Grace Halsell (May 7, 1923 – August 16, 2000) was an American journalist and writer.
Contents
- Robin Kelley Lecture A Female Candide Inside US Empire with Grace Halsell
- Early life and education
- Career
- Death
- Books
- References

Early life and education

The daughter of writer Harry H. Halsell, she studied at Texas Tech from 1939 to 1942, at Columbia University from 1943 to 1944, at Texas Christian University from 1945 to 1951, and at the Sorbonne (Paris) from 1957 to 1958.
Career

Halsell worked for several newspapers between 1942 and 1965, including the Lubbock Avalanche-Journal, the Fort Worth Star-Telegram, and the Washington bureau of the Houston Post.

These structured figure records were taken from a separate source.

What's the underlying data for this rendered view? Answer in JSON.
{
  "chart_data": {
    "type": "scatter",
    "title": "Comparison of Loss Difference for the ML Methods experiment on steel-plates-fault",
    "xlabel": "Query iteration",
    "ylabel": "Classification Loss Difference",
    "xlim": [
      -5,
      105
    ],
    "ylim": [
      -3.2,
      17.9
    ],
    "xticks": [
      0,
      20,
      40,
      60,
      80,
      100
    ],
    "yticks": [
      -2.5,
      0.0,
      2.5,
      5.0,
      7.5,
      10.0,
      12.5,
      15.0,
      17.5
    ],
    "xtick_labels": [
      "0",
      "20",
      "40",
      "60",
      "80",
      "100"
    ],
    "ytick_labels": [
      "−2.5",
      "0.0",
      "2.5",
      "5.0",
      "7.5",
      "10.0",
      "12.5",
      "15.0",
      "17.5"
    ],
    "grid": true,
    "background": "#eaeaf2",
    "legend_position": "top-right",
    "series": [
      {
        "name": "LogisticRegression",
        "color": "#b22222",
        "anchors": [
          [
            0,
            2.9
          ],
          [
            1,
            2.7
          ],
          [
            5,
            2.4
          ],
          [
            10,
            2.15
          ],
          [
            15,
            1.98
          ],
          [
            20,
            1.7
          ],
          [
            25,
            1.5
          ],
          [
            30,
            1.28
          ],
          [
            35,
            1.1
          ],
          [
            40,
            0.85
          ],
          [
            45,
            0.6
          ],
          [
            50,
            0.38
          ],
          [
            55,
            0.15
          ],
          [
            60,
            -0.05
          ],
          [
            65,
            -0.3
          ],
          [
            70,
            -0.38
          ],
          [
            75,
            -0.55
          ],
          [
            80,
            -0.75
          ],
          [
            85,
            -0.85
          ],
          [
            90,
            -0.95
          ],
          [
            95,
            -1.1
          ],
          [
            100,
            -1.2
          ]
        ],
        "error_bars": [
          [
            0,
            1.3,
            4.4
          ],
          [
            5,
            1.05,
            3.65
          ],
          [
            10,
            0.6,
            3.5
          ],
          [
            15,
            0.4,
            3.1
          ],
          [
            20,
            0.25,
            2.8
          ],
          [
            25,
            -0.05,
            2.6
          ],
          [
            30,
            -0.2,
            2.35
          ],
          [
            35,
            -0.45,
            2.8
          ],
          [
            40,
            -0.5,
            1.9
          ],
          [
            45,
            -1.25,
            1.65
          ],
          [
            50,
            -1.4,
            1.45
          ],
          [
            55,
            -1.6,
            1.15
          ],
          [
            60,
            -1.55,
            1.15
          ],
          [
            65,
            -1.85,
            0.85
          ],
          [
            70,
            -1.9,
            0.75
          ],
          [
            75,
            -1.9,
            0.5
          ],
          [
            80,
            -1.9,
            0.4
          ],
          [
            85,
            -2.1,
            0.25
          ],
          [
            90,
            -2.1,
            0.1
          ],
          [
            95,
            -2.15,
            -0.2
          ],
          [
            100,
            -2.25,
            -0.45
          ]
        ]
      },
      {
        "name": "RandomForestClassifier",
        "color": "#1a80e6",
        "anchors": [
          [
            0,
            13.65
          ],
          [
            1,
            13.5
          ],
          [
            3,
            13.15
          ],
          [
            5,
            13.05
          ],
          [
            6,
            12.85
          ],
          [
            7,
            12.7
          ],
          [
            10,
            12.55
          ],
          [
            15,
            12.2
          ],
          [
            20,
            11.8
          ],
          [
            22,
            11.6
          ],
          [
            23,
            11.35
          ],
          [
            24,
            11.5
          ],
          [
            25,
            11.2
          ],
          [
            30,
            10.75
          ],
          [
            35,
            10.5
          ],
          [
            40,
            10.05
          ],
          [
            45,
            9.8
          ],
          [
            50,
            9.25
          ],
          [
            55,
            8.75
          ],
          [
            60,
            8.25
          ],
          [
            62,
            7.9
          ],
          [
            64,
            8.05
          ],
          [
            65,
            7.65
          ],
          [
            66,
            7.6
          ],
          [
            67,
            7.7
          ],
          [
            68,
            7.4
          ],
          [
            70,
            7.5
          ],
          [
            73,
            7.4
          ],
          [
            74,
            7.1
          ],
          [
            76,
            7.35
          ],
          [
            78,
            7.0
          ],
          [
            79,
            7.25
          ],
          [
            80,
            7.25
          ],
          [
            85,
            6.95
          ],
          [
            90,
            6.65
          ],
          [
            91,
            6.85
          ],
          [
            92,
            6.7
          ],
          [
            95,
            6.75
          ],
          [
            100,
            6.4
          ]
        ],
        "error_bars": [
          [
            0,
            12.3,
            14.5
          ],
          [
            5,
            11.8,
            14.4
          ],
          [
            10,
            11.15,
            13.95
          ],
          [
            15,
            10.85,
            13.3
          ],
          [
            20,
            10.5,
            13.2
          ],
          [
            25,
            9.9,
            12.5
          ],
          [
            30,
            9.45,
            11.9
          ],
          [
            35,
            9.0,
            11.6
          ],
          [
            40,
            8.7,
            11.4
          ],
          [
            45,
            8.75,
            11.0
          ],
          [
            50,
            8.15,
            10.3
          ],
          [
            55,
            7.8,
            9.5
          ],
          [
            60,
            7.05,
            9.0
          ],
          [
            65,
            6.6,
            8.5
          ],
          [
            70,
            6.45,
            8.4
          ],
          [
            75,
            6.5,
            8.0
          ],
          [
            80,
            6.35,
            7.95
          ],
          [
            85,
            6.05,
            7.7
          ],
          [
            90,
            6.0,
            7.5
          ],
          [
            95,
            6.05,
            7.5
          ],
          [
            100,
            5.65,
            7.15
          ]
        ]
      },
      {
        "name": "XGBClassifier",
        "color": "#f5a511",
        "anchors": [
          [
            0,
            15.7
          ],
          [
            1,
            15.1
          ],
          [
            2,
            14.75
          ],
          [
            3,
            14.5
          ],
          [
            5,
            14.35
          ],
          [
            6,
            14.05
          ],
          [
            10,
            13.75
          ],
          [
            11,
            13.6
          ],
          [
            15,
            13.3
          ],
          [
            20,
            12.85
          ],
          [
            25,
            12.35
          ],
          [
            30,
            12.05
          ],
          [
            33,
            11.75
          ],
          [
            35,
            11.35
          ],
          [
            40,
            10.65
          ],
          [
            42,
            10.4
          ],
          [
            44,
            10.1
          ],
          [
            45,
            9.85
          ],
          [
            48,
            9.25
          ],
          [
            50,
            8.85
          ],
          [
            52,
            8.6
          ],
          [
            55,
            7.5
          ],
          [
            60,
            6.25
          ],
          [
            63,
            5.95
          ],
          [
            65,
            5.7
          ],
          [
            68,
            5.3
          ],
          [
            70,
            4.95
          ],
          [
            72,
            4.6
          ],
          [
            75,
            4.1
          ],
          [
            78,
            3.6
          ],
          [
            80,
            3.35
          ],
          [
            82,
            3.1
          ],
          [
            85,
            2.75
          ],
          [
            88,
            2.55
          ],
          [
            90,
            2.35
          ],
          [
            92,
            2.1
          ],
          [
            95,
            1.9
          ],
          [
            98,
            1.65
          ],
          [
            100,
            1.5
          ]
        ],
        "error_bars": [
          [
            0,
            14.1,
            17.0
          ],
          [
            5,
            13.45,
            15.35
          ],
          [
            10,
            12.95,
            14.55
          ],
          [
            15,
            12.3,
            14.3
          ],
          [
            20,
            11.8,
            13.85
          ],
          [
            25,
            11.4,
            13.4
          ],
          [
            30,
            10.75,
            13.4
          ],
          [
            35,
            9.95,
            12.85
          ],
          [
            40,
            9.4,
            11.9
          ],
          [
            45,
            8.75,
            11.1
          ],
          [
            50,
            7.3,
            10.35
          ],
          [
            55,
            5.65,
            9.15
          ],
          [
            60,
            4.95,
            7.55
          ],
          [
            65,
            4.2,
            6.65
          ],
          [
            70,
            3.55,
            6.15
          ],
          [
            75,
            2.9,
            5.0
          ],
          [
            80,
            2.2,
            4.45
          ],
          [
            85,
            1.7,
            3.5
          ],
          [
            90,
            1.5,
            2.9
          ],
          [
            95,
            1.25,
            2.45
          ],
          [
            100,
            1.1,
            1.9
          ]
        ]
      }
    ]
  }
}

She covered both the Korean and Vietnam Wars as a reporter, and was a White House speech writer for President Lyndon B. Johnson from 1965 to 1968. She wrote ten books, including the critically acclaimed Soul Sister and Journey to Jerusalem.
Death
In 2000, she died in Washington, D.C., of complications from treatment for multiple myeloma. She bequeathed her papers to the Mary Couts Burnett Library at Texas Christian University in Fort Worth. Some of her work is housed at Boston University's Howard Gotlieb Archival Research Center.